第5話 洞窟の影

 私の下宿は大学から歩いて五分、街の大きな公園のすぐ側にある。部屋のある四階からベランダに出ると、住宅街を照らす街灯と真っ黒でこんもりとした公園の森のコントラストを見ることができるが、余り気持ちを刺激される様な風景ではない。

 部屋の構成は四畳半の座敷が一つ、そこから極めて短い廊下(兼台所場)を抜けてもう一つ六畳間ほどの部屋がある。なお、トイレと風呂は一応別だが両方とも非常に狭く、特に風呂は膝を折ってぎりぎり座れるくらいだ。また、この部屋はビルの突端に位置する角部屋であることから玄関は非常に窮屈で、ちょっとした物を置いただけでアクセスが至極面倒になる。家賃がべらぼうに安いこと以外に特段の魅力が無い、そんな部屋だった。

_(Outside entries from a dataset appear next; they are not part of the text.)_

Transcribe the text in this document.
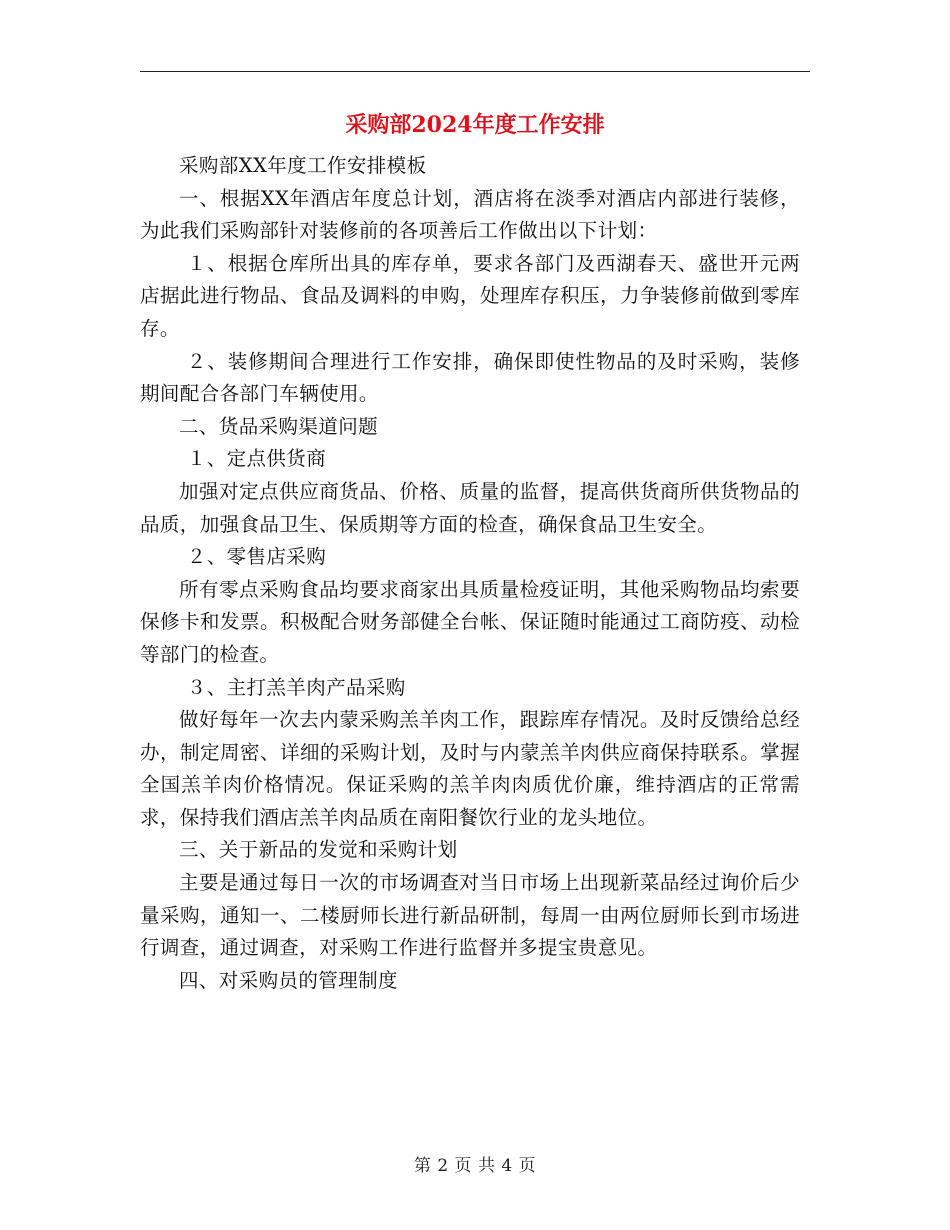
采购部2024年度工作安排

采购部XX年度工作安排模板

一、根据XX年酒店年度总计划，酒店将在淡季对酒店内部进行装修，为此我们采购部针对装修前的各项善后工作做出以下计划：

１、根据仓库所出具的库存单，要求各部门及西湖春天、盛世开元两店据此进行物品、食品及调料的申购，处理库存积压，力争装修前做到零库存。

２、装修期间合理进行工作安排，确保即使性物品的及时采购，装修期间配合各部门车辆使用。

二、货品采购渠道问题

１、定点供货商

加强对定点供应商货品、价格、质量的监督，提高供货商所供货物品的品质，加强食品卫生、保质期等方面的检查，确保食品卫生安全。

２、零售店采购

所有零点采购食品均要求商家出具质量检疫证明，其他采购物品均索要保修卡和发票。积极配合财务部健全台帐、保证随时能通过工商防疫、动检等部门的检查。

３、主打羔羊肉产品采购

做好每年一次去内蒙采购羔羊肉工作，跟踪库存情况。及时反馈给总经办，制定周密、详细的采购计划，及时与内蒙羔羊肉供应商保持联系。掌握全国羔羊肉价格情况。保证采购的羔羊肉肉质优价廉，维持酒店的正常需求，保持我们酒店羔羊肉品质在南阳餐饮行业的龙头地位。

三、关于新品的发觉和采购计划

主要是通过每日一次的市场调查对当日市场上出现新菜品经过询价后少量采购，通知一、二楼厨师长进行新品研制，每周一由两位厨师长到市场进行调查，通过调查，对采购工作进行监督并多提宝贵意见。

四、对采购员的管理制度

第 2 页 共 4 页
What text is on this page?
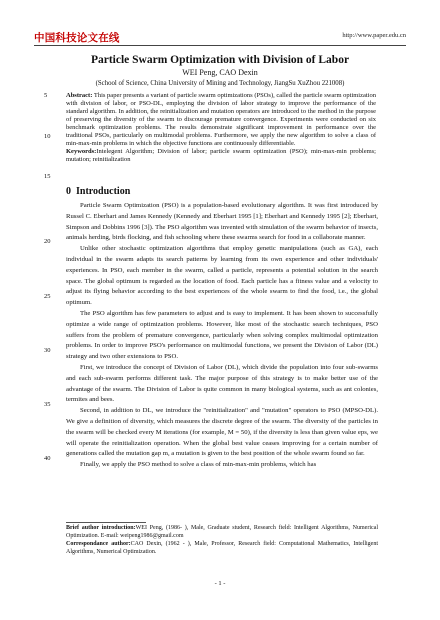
中国科技论文在线	http://www.paper.edu.cn
Particle Swarm Optimization with Division of Labor
WEI Peng, CAO Dexin
(School of Science, China University of Mining and Technology, JiangSu XuZhou 221008)
Abstract: This paper presents a variant of particle swarm optimizations (PSOs), called the particle swarm optimization with division of labor, or PSO-DL, employing the division of labor strategy to improve the performance of the standard algorithm. In addition, the reinitialization and mutation operators are introduced to the method in the purpose of preserving the diversity of the swarm to discourage premature convergence. Experiments were conducted on six benchmark optimization problems. The results demonstrate significant improvement in performance over the traditional PSOs, particularly on multimodal problems. Furthermore, we apply the new algorithm to solve a class of min-max-min problems in which the objective functions are continuously differentiable.
Keywords:Intelegent Algorithm; Division of labor; particle swarm optimization (PSO); min-max-min problems; mutation; reinitialization
5
10
15
20
25
30
35
40
0 Introduction

Particle Swarm Optimization (PSO) is a population-based evolutionary algorithm. It was first introduced by Russel C. Eberhart and James Kennedy (Kennedy and Eberhart 1995 [1]; Eberhart and Kennedy 1995 [2]; Eberhart, Simpson and Dobbins 1996 [3]). The PSO algorithm was invented with simulation of the swarm behavior of insects, animals herding, birds flocking, and fish schooling where these swarms search for food in a collaborate manner.

Unlike other stochastic optimization algorithms that employ genetic manipulations (such as GA), each individual in the swarm adapts its search patterns by learning from its own experience and other individuals' experiences. In PSO, each member in the swarm, called a particle, represents a potential solution in the search space. The global optimum is regarded as the location of food. Each particle has a fitness value and a velocity to adjust its flying behavior according to the best experiences of the whole swarm to find the food, i.e., the global optimum.

The PSO algorithm has few parameters to adjust and is easy to implement. It has been shown to successfully optimize a wide range of optimization problems. However, like most of the stochastic search techniques, PSO suffers from the problem of premature convergence, particularly when solving complex multimodal optimization problems. In order to improve PSO's performance on multimodal functions, we present the Division of Labor (DL) strategy and two other extensions to PSO.

First, we introduce the concept of Division of Labor (DL), which divide the population into four sub-swarms and each sub-swarm performs different task. The major purpose of this strategy is to make better use of the advantage of the swarm. The Division of Labor is quite common in many biological systems, such as ant colonies, termites and bees.

Second, in addition to DL, we introduce the "reinitialization" and "mutation" operators to PSO (MPSO-DL). We give a definition of diversity, which measures the discrete degree of the swarm. The diversity of the particles in the swarm will be checked every M iterations (for example, M = 50), if the diversity is less than given value eps, we will operate the reinitialization operation. When the global best value ceases improving for a certain number of generations called the mutation gap m, a mutation is given to the best position of the whole swarm found so far.

Finally, we apply the PSO method to solve a class of min-max-min problems, which has

Brief author introduction:WEI Peng, (1986- ), Male, Graduate student, Research field: Intelligent Algorithms, Numerical Optimization. E-mail: weipeng1986@gmail.com

Correspondance author:CAO Dexin, (1962 - ), Male, Professor, Research field: Computational Mathematics, Intelligent Algorithms, Numerical Optimization.

- 1 -
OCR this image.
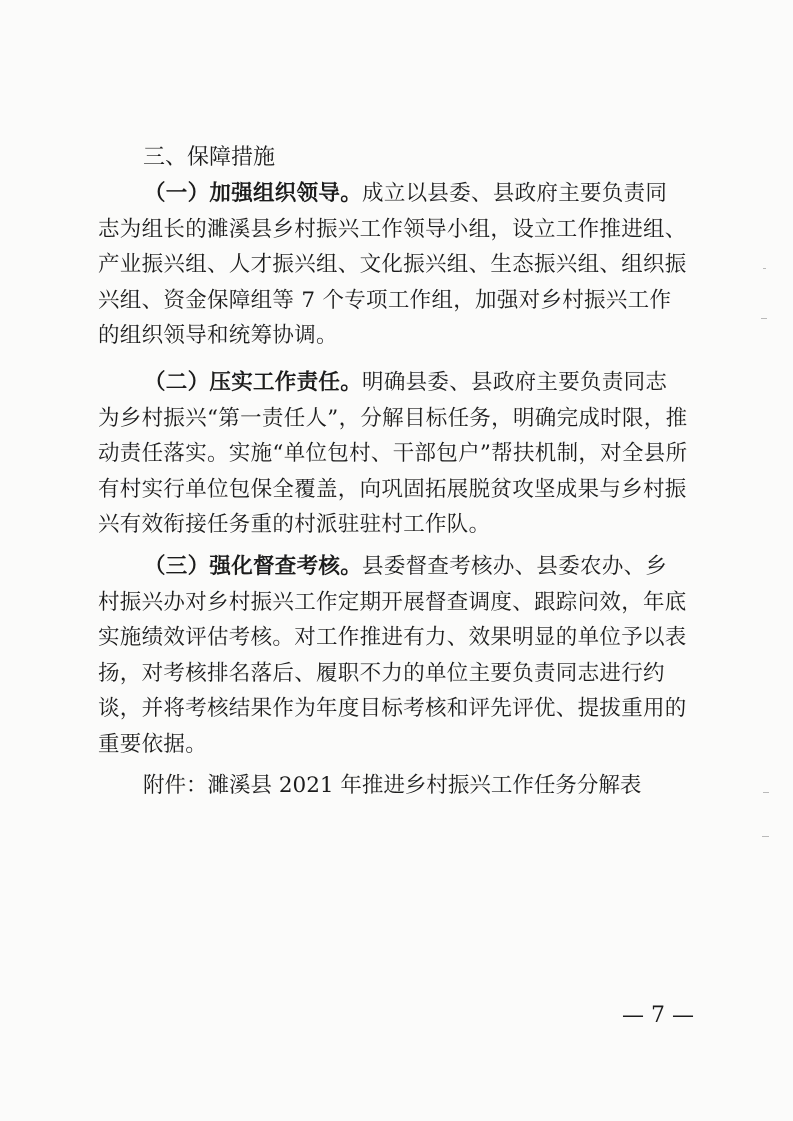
三、保障措施

（一）加强组织领导。成立以县委、县政府主要负责同志为组长的濉溪县乡村振兴工作领导小组，设立工作推进组、产业振兴组、人才振兴组、文化振兴组、生态振兴组、组织振兴组、资金保障组等 7 个专项工作组，加强对乡村振兴工作的组织领导和统筹协调。

（二）压实工作责任。明确县委、县政府主要负责同志为乡村振兴“第一责任人”，分解目标任务，明确完成时限，推动责任落实。实施“单位包村、干部包户”帮扶机制，对全县所有村实行单位包保全覆盖，向巩固拓展脱贫攻坚成果与乡村振兴有效衔接任务重的村派驻驻村工作队。

（三）强化督查考核。县委督查考核办、县委农办、乡村振兴办对乡村振兴工作定期开展督查调度、跟踪问效，年底实施绩效评估考核。对工作推进有力、效果明显的单位予以表扬，对考核排名落后、履职不力的单位主要负责同志进行约谈，并将考核结果作为年度目标考核和评先评优、提拔重用的重要依据。

附件：濉溪县 2021 年推进乡村振兴工作任务分解表
— 7 —
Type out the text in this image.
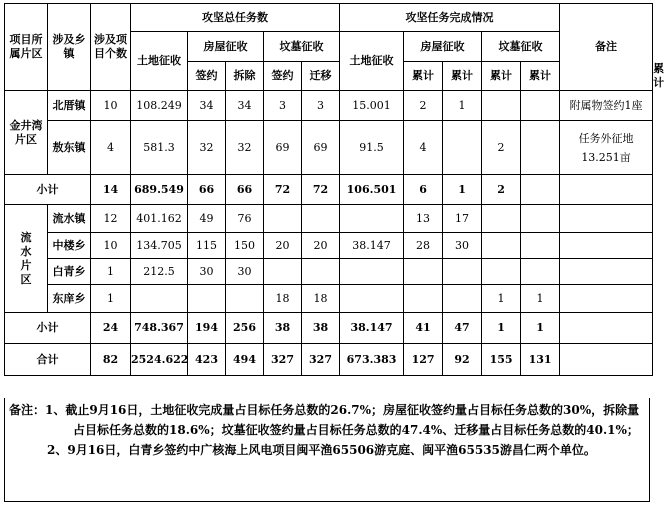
项目所属片区	涉及乡镇	涉及项目个数	攻坚总任务数					攻坚任务完成情况					备注	
			土地征收	房屋征收		坟墓征收		土地征收	房屋征收		坟墓征收			
				签约	拆除	签约	迁移		累计	累计	累计	累计		累计
金井湾片区	北厝镇	10	108.249	34	34	3	3	15.001	2	1			附属物签约1座	
	敖东镇	4	581.3	32	32	69	69	91.5	4		2		任务外征地13.251亩	
小计		14	689.549	66	66	72	72	106.501	6	1	2			
流水片区	流水镇	12	401.162	49	76				13	17				
	中楼乡	10	134.705	115	150	20	20	38.147	28	30				
	白青乡	1	212.5	30	30									
	东庠乡	1				18	18				1	1		
小计		24	748.367	194	256	38	38	38.147	41	47	1	1		
合计		82	2524.622	423	494	327	327	673.383	127	92	155	131		
备注：1、截止9月16日，土地征收完成量占目标任务总数的26.7%；房屋征收签约量占目标任务总数的30%，拆除量占目标任务总数的18.6%；坟墓征收签约量占目标任务总数的47.4%、迁移量占目标任务总数的40.1%；
2、9月16日，白青乡签约中广核海上风电项目闽平渔65506游克庭、闽平渔65535游昌仁两个单位。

 そこに人を招き入れたことは何度かあるが、女性が敷居を跨いだことは一度も無い。ましてや、教授をこの荒れ果てた部屋に入れようなどとは考えたこともなかった。

「…まあ、どうぞ」

「世話になる。着替えの類はなんとか持ち出せたから心配無用だ。洗濯機はあるか?」

「あります」

「風呂は?」

「一応あります」

「…ちなみにトイレは?」

「辛うじて別です」

「よかった。何しろあまりにも玄関が狭いのでな。不安になった。荷物はどこに置けばいい?」

「座敷の方にどうぞ。向こうの部屋はゴミ溜め同然の状態なので」

「何があった」

「主に本です」

 教授が中に入ると、薄暗く沈澱していたカビ臭い部屋の空気がぱっと華やいだ気がした。ヘビースモーカーで自称大酒呑み、空気が良くなる要素など一つも無いのだが、不思議と彼女が居るだけで空気が二段階ほど明るくなった感がある。

「よっしょ。まあ長居はしない。どうせ週末には自宅に戻らなきゃならんからな」

「ご自宅はどこに?」

「埼玉の田舎だ。ここから電車で一時間は余裕でかかる。一応家政婦を雇ってはいるが、住人が居ないと何かと面倒なんだ」

 教授は持ってきたジャケットをハンガーにかけると、早くも自分の家のように寛ぎ始めた。近くにあった座布団を引き出して座り、帰り道のコンビニで買ったカップの日本酒とおつまみのさきイカなどを出し、大きくもないテレビを付けて見入っている。完全に仕事帰りの中年であった。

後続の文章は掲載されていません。